That terrible afternoon I sat in front of the television in a room we called the den and watched the black-and-white images flicker by, not knowing that those images would remain with me forever; following the news with remarkable attention, not knowing that the news would become not only my avocation but my vocation as well; thinking about the president whose administration I barely understood, not knowing that the years 1961-1963 would mark me like no others.
Indeed, decades would pass and yet I am stuck on those three years, stuck like a broken record, even though that simile itself is stuck in that vinyl era and meaningless in this one. I have long believed that in life it is not very important how old you are, but it is very important when you were young. (It was on that weekend that Daniel Patrick Moynihan said to Mary McGrory that while they might laugh again, they would never be young again.)
And so the lessons of the Kennedy years, both the triumphs and the tragedies, have stuck with me, with a stubborn vividness, far more so than anything from the years of Jimmy Carter, Ronald Reagan, George H.W. Bush, Bill Clinton, George W. Bush and Barack Obama, all of whose presidencies I witnessed firsthand as a reporter. I knew every one of those men, and Gerald R. Ford, too, and yet it is Kennedy, whom I never met, I feel I know best.

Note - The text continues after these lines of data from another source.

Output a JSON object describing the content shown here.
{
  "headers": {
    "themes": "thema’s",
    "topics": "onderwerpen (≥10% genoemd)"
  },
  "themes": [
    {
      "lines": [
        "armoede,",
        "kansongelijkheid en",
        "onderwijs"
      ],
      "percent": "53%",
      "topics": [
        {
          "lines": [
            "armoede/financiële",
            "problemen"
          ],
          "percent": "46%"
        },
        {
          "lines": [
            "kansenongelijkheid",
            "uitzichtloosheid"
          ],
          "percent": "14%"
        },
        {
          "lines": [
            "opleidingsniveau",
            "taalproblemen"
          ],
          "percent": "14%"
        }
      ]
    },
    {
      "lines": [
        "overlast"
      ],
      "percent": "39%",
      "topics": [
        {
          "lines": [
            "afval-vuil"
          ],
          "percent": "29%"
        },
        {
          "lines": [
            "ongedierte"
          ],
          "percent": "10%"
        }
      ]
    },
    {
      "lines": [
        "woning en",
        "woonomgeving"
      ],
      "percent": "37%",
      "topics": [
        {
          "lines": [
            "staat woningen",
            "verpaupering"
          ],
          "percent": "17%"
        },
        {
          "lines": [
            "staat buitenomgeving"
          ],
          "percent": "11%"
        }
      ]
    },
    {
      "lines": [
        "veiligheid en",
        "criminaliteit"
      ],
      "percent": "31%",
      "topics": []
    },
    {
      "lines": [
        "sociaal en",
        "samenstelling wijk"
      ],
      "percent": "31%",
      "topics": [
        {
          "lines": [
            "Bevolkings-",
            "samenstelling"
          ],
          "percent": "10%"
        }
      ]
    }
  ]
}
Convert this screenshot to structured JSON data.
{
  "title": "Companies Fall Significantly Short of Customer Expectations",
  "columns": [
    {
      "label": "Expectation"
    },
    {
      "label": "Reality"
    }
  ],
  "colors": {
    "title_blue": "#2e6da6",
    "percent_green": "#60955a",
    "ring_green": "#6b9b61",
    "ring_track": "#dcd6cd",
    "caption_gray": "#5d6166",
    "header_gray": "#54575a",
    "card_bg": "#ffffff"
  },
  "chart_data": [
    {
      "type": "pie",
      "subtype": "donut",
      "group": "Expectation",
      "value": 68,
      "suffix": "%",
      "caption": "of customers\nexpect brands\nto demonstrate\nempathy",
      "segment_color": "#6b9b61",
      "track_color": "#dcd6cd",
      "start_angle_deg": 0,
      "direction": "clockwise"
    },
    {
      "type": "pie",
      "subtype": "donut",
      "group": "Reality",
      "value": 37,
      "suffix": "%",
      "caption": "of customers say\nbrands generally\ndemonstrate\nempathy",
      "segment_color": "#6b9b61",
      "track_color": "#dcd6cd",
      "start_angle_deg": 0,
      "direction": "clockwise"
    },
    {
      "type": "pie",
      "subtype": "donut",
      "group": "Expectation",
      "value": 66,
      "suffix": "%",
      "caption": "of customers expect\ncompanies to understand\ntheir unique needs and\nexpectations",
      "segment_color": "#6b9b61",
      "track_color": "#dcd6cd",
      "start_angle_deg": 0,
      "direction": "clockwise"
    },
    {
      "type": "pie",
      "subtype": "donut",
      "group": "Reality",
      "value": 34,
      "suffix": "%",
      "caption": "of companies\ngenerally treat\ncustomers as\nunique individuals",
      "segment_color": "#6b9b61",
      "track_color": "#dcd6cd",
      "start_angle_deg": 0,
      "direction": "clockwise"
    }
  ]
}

Those three Kennedy years are the son et lumiere show of my subconscious. When my brother Jeff and I fought sometime in the fall of 1960 — a 6-year-old beating up on a 4-year-old, not exactly a championship prize fight — my mother, who wasn’t even a native American, called us aside and said: Look at those Kennedy brothers. One of them is running for president and the other brother is helping him, not fighting with him. My earliest political memory is the Kennedy inaugural address, an occasion for our Canadian mother, who emerges in this tale as a bit of a political opportunist, to urge us to ask not what she could do for us.